The offer and sale of the notes and any shares of common stock issuable upon conversion of the notes have not been, and will not be, registered under the Securities Act or any other securities laws, and the notes and any such shares cannot be offered or sold except pursuant to an exemption from, or in a transaction not subject to, the registration requirements of the Securities Act and any other applicable securities laws. This press release does not constitute an offer to sell, or the solicitation of an offer to buy, the notes or any shares of common stock issuable upon conversion of the notes, nor will there be any sale of the notes or any such shares, in any state or other jurisdiction in which such offer, sale or solicitation would be unlawful.
Rivian exists to create products and services that help our planet transition to carbon neutral energy and transportation. Rivian designs, develops, and manufactures category-defining electric vehicles and accessories and sells them directly to customers in the consumer and commercial markets. Rivian complements its vehicles with a full suite of proprietary, value-added services that address the entire lifecycle of the vehicle and deepen its customer relationships.

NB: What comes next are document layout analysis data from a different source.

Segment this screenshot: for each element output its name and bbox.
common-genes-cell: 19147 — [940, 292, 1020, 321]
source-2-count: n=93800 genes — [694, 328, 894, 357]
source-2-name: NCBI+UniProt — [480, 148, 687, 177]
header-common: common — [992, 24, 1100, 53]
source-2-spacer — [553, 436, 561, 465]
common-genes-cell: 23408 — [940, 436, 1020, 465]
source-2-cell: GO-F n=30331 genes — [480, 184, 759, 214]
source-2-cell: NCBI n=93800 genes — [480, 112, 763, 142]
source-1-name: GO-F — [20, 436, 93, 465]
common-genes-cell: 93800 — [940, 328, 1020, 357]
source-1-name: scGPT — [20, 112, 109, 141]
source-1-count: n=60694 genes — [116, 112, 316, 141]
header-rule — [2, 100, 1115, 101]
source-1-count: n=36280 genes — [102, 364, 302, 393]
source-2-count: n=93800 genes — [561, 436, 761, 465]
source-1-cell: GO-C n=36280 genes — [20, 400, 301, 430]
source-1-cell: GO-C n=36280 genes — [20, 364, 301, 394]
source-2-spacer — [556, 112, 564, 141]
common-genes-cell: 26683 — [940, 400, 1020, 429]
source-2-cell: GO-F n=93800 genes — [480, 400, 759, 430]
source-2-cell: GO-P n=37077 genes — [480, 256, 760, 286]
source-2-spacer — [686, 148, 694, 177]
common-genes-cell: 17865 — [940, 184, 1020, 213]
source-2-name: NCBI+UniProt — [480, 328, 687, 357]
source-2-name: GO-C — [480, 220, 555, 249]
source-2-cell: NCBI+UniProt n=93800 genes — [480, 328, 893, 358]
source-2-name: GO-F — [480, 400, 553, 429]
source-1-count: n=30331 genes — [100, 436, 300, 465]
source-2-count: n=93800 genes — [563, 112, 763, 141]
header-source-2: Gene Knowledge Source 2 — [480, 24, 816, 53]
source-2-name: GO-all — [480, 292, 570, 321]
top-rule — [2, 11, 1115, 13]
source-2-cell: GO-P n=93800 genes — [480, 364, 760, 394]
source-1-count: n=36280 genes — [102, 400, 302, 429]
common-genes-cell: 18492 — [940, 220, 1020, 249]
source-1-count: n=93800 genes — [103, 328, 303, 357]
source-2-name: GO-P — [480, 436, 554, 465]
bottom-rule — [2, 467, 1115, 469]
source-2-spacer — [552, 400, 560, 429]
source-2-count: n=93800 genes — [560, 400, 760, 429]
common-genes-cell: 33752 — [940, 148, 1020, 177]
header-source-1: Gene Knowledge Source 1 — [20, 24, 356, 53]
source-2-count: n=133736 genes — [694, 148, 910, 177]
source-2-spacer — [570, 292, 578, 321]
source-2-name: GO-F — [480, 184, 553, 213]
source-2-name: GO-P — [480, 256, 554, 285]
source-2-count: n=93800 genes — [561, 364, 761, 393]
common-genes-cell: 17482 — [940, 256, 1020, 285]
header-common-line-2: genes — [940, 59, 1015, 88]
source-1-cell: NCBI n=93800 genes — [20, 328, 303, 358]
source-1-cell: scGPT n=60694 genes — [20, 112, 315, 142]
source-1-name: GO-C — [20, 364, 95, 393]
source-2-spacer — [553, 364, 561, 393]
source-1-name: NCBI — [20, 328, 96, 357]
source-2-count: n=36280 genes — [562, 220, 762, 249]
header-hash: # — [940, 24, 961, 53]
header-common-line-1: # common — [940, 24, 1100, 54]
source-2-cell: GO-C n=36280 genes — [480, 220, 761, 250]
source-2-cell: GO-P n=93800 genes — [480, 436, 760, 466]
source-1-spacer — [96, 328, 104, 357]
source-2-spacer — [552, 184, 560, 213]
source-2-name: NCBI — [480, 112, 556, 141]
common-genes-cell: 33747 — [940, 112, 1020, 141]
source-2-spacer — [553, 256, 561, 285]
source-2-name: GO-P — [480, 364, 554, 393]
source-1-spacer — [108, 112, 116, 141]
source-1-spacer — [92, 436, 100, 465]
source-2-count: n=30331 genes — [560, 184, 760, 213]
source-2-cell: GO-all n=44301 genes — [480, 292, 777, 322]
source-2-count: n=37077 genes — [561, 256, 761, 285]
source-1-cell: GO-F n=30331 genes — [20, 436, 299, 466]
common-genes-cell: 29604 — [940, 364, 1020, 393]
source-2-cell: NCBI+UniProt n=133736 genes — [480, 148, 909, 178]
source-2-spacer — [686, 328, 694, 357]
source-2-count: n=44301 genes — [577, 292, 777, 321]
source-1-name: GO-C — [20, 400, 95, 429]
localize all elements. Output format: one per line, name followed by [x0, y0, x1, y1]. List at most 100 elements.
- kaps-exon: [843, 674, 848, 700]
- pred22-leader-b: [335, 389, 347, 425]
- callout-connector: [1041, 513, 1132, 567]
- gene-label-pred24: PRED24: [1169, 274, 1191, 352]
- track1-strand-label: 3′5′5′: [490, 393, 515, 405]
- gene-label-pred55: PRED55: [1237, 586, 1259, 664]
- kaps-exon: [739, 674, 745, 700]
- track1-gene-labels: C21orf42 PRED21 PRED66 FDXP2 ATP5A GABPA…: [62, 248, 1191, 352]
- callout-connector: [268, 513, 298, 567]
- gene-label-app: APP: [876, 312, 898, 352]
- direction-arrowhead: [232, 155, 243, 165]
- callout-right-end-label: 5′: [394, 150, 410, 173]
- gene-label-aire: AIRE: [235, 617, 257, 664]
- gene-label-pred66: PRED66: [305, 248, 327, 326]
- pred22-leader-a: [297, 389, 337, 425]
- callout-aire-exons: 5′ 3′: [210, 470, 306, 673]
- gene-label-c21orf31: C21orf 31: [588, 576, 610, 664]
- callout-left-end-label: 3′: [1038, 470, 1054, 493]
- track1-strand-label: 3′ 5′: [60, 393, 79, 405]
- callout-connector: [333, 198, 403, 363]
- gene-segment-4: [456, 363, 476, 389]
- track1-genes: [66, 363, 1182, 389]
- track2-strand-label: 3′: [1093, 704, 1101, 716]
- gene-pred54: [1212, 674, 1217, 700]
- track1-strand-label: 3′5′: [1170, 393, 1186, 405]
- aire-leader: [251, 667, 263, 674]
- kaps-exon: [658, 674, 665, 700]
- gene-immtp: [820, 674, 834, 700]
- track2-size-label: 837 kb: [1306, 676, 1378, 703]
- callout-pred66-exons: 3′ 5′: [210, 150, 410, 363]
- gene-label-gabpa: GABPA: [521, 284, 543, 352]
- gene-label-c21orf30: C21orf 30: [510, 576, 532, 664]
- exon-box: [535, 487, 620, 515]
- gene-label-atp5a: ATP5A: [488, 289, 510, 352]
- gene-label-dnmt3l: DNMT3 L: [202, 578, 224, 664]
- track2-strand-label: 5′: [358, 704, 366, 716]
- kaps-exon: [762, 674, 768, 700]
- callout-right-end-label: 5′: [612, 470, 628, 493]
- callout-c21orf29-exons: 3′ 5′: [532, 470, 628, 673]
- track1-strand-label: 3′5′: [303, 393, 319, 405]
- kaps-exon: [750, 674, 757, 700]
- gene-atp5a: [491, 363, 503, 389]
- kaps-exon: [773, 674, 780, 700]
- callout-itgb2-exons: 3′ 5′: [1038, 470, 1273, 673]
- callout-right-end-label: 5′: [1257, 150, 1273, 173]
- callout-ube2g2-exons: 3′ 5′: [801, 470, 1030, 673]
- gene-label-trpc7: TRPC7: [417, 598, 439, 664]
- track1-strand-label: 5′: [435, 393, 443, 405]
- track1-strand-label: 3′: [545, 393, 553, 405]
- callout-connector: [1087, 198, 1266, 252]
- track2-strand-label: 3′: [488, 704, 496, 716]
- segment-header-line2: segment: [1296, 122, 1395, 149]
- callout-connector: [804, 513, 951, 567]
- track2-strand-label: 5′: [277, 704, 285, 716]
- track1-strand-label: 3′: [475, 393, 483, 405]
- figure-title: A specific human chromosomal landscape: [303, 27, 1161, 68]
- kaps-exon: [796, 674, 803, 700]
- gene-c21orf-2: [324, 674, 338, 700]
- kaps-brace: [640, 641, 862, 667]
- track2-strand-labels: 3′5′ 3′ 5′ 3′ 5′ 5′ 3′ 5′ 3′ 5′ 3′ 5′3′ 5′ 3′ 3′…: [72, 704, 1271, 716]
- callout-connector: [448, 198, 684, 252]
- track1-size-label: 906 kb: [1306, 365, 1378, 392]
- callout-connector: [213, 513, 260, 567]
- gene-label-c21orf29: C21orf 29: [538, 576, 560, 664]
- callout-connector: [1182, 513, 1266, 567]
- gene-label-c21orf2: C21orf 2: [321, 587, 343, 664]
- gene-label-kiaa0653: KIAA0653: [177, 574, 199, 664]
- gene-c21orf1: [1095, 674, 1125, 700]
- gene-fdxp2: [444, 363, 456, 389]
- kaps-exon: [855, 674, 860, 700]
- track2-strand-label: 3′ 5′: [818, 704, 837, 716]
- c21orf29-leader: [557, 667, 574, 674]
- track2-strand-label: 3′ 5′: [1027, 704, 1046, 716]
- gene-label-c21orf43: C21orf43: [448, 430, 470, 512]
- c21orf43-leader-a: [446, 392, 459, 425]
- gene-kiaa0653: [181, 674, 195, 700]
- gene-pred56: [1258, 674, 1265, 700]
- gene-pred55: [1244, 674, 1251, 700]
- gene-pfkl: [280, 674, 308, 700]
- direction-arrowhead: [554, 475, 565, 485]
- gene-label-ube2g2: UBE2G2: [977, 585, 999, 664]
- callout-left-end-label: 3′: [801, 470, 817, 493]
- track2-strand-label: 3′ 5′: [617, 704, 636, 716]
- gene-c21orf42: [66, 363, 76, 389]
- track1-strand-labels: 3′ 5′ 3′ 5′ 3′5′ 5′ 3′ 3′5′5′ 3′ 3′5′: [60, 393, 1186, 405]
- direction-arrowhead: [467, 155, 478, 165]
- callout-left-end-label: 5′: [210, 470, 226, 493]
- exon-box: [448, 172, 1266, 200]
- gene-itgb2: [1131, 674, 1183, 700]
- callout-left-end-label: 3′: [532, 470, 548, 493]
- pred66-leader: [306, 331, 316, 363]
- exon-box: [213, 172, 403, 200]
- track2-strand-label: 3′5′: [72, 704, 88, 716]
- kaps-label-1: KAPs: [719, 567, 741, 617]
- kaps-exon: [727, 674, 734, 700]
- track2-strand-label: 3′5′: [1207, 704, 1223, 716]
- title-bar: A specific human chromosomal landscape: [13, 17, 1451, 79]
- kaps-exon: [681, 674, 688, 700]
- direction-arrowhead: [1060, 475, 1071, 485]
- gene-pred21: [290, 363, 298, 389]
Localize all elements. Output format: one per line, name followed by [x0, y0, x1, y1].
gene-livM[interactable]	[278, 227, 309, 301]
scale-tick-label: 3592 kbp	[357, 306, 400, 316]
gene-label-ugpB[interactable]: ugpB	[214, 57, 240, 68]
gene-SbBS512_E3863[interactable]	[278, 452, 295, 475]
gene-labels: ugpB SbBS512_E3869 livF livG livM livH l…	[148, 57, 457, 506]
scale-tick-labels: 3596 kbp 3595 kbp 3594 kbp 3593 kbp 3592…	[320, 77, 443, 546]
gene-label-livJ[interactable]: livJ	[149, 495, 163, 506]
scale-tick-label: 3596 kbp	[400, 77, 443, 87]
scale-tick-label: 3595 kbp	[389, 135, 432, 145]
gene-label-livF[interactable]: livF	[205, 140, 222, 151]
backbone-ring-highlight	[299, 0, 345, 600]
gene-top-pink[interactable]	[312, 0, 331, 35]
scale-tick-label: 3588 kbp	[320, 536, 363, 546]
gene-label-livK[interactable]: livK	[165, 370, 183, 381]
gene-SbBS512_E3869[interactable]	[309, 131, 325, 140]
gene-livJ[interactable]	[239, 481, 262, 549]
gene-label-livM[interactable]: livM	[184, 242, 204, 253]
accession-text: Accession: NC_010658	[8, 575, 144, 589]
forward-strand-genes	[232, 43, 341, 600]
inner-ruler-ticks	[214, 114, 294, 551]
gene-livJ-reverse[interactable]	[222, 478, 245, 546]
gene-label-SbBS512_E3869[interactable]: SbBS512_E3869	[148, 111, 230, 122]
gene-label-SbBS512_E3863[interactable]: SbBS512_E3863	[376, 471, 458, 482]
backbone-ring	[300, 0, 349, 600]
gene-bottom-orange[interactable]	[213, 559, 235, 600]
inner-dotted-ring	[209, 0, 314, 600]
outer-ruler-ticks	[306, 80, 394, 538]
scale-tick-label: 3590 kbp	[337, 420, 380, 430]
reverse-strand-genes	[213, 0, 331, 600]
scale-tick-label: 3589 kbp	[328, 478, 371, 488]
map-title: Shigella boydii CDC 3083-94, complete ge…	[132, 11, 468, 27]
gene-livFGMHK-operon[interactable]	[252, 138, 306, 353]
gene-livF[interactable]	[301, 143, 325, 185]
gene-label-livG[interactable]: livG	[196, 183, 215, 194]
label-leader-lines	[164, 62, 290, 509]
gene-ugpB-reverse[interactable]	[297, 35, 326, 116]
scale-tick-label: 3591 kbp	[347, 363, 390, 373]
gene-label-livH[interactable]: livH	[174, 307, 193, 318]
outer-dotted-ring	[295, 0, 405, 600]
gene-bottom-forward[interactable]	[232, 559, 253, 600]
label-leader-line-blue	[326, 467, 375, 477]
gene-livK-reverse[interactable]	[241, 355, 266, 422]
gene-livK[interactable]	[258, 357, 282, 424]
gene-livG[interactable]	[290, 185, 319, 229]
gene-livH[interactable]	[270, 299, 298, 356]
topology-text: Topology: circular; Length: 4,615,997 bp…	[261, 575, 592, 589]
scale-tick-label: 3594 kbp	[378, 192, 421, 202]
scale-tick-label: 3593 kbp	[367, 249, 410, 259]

This press release includes forward-looking statements, including statements regarding the completion of the offering and the expected amount and intended use of the net proceeds. Forward-looking statements represent Rivian’s current expectations regarding future events and are subject to known and unknown risks and uncertainties that could cause actual results to differ materially from those implied by the forward-looking statements. Among those risks and uncertainties are market conditions, the satisfaction of the closing conditions related to the offering and risks relating to Rivian’s business, including those described in periodic reports that Rivian files from time to time with the Securities and Exchange Commission. Rivian may not consummate the offering described in this press release and, if the offering is consummated, cannot provide any assurances regarding its ability to effectively apply the net proceeds as described above. The forward-looking statements included in this press release speak only as of the date of this press release, and Rivian does not undertake to update the statements included in this press release for subsequent developments, except as may be required by law.